Depuis la chute de la Hanse historique à l’époque moderne, et particulièrement dès le XIXe siècle, le mythe hanséatique est réapparu à de nombreuses reprises souvent sous forme d’une manipulation politique ou idéologique. Il s’agissait alors d’évoquer une unité culturelle fictive au sein de la Baltique, alors même que les pays qui la composaient étaient de nature différente. Jusqu’à la Seconde Guerre mondiale, cette unité baltique a plutôt servi les intérêts germaniques. Alfred Rosenberg, futur « ministre du Reich pour les territoires occupés de l'Est » vit dans la Hanse une manière de démontrer, nature à l’appui, la légitimité des Allemands à occuper la région. Hinrich Lohse, haut dignitaire nazi, membre de la Commission pour les territoires occupés à l’Est, déclara ainsi en 1942 : « Les fluctuations de l’histoire reviennent comme un reflet et témoignent toujours de la domination allemande (…) notre Baltique est redevenue une mer allemande »[16]. La Hanse vint en appui au concept hitlérien d’espace vital (Lebensraum) constituant une période de forte expansion allemande. L’entre-deux-guerres fut marqué, quant à lui, par les oeuvres de l’historien Fritz Rörig. Celui-ci déclare en 1937 : « Ce qui était appelé « ville » dans la Baltique restait immature et la plupart du temps primitif. Lübeck était mature »[17]. Il évoqua l’unification de la Baltique sous les traits allemands : « Ce n’est qu’après 1250, c'est-à-dire après que les villes allemandes aient été fondées, que l’on put parler de région baltique (Ostseeraum) dans le sens d’une unité économiquement pleinement organisée »[18]. Fritz Rörig rapprochait l’apparition d’une région baltique de l’unification sous domination germanique. Il parlait de l’Allemagne comme d’une « porteuse de culture » et compta comme « quantité négligeable » la contribution des régions du Nord et de l’Est de l’Europe.
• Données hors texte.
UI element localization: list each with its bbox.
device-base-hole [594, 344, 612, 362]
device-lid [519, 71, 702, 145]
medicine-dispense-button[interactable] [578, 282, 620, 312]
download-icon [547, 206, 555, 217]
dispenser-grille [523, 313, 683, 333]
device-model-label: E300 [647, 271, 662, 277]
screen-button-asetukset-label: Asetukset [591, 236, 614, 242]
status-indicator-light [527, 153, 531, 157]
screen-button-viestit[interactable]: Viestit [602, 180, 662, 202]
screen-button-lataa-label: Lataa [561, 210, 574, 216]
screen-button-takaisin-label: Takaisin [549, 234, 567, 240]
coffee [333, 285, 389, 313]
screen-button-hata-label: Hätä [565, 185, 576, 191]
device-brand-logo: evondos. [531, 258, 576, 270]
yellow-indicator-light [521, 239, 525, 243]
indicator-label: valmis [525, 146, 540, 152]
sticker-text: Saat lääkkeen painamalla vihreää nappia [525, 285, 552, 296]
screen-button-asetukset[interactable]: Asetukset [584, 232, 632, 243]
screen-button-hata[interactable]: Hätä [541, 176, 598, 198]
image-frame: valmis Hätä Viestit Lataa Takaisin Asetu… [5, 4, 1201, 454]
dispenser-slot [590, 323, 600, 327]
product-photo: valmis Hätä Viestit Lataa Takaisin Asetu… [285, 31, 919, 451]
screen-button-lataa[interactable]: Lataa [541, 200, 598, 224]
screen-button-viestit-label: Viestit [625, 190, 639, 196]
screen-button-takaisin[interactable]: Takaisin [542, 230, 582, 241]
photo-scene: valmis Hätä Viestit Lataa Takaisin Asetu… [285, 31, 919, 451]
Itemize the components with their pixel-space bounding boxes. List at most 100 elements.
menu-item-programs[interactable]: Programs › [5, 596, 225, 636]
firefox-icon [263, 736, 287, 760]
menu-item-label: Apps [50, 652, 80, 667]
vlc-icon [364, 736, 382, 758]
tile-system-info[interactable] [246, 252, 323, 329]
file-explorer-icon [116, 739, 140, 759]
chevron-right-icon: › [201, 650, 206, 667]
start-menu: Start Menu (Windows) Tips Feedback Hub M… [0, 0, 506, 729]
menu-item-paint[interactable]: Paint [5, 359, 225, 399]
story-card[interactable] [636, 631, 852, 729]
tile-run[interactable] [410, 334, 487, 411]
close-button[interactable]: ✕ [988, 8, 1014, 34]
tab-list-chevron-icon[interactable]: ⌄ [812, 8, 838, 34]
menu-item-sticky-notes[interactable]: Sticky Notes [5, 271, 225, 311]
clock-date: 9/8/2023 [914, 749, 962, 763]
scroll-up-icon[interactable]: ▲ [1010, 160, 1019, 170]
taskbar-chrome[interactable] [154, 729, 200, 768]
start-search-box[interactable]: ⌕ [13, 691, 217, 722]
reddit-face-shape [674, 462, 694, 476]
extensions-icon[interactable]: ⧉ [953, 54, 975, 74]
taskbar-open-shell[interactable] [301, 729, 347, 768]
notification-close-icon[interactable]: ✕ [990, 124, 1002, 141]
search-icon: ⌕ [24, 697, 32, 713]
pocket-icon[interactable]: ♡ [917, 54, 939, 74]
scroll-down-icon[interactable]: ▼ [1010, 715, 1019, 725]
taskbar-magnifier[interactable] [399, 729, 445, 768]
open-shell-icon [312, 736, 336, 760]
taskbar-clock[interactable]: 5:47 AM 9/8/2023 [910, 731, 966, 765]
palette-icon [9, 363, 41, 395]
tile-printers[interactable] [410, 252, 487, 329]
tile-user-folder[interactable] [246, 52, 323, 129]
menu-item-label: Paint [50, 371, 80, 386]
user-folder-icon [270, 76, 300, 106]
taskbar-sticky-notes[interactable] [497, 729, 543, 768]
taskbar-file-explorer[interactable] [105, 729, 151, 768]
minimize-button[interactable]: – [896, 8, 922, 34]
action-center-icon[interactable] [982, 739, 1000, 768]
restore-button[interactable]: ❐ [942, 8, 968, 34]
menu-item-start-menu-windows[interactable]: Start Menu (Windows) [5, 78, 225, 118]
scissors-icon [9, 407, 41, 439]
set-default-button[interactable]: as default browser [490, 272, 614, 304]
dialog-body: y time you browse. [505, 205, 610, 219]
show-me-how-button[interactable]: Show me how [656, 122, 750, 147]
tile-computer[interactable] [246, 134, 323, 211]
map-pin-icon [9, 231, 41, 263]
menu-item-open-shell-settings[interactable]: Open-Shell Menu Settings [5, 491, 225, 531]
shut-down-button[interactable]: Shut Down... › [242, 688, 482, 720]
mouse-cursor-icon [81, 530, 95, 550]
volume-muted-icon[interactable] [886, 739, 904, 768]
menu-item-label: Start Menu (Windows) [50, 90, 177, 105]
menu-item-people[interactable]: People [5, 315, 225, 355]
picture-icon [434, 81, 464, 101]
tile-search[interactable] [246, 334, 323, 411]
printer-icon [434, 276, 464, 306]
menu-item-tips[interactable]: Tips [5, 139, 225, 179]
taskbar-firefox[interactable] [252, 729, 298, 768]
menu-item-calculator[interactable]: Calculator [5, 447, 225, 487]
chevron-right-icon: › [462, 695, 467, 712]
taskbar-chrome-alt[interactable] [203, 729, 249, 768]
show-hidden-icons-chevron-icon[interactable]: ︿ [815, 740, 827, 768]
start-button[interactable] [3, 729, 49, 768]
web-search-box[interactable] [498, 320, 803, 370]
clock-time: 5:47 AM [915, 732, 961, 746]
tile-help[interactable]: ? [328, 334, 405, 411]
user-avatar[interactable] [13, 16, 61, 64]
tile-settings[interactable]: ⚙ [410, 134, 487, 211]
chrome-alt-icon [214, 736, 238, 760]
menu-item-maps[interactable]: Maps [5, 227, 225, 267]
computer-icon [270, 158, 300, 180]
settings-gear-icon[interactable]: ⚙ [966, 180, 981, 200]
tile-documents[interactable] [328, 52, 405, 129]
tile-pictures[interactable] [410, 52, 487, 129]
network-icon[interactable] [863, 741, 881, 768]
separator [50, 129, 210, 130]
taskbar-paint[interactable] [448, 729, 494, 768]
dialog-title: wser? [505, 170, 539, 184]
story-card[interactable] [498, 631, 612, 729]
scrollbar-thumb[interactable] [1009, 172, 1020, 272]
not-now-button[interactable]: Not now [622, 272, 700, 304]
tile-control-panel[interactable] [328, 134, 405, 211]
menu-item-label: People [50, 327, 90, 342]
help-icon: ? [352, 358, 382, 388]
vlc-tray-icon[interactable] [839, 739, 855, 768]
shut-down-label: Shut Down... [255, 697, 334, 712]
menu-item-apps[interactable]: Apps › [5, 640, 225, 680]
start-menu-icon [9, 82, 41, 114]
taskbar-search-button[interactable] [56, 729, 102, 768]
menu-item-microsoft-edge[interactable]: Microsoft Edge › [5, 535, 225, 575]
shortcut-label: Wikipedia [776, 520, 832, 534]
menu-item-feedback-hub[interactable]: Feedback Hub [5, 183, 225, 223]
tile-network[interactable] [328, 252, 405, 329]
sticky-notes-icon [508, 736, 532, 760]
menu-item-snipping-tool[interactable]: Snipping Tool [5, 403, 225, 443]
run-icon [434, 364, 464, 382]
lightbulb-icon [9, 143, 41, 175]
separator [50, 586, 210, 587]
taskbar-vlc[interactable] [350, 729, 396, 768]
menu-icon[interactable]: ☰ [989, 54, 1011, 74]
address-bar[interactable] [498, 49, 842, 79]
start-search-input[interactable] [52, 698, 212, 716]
Une coopération trop « économique » : une « éco-Hanse » ?

Une critique inattendue de la Nouvelle Hanse se cristallise également autour de la candidature verte aux élections régionales du Schleswig-Holstein de 1992. Pour eux, le concept de « Nouvelle Hanse » prenant comme ancrage symbolique une période de prospérité économique s’accompagne d’une vision de la croissance baltique anti-écologique : « Des slogans comme la "Nouvelle Hanse", la région baltique, la Mare Balticum sont souvent utilisés. Les gouvernements et acteurs privés de Kiel à Stockholm et de Copenhague à Riga voient la région baltique comme une région de croissance économique au sein de l’Europe. Il est extrêmement contestable que cette vision de la croissance soit capable de résoudre les problèmes écologiques de la région. Il y a des raisons de penser qu’une expansion de la croissance en Baltique entrainera des dommages environnementaux supplémentaires et une détresse sociale »[19]. Cette revendication des écologistes allemands a donné lieu à une conférence intitulée « Des observations vertes pour la région baltique » organisée à Copenhague au moment même où un Conseil des États de la Baltique était créé, en 1992.

3. Réhabiliter la « Nouvelle Hanse », est-ce possible ?

La « Nouvelle Hanse » : le projet d’un Land

La « Nouvelle Hanse » a d’abord eu un effet concret à l’échelle locale. Grâce à Björn Engholm, le Schleswig-Holstein est le premier de deux Länder allemand à voir dans la région baltique une ressource possible. De 1988 à 1992, en développant le concept de « Nouvelle Hanse » à l’échelle subrégionale, il critique fortement la politique du gouvernement CDU qui l’avait précédé et qui s’était plutôt concentré sur les partenariats avec l’Asie autour des marchés high-tech et des nouvelles technologies (Chine, Corée, Japon, Indonésie). La proximité géographique des pays de la Baltique avec le Land est un argument essentiel pour une réorientation : « Les contacts avec les pays scandinaves sont en retard depuis plusieurs années. La Scandinavie est pour nous le partenaire le plus proche. Je n’ai rien contre les relations avec la Chine mais Copenhague se situe plus près de nous que Pékin, c’est pourquoi nous voulons faire le premier pas »[20]. De son côté, l’opposition CDU insiste sur le caractère rétrograde d’une référence quelconque à la Hanse, morte depuis l’époque de la découverte de l’Amérique. L’avenir du Schleswig-Holstein se situerait plutôt en Europe de l’Ouest ou dans les zones pacifiques ou est-asiatiques.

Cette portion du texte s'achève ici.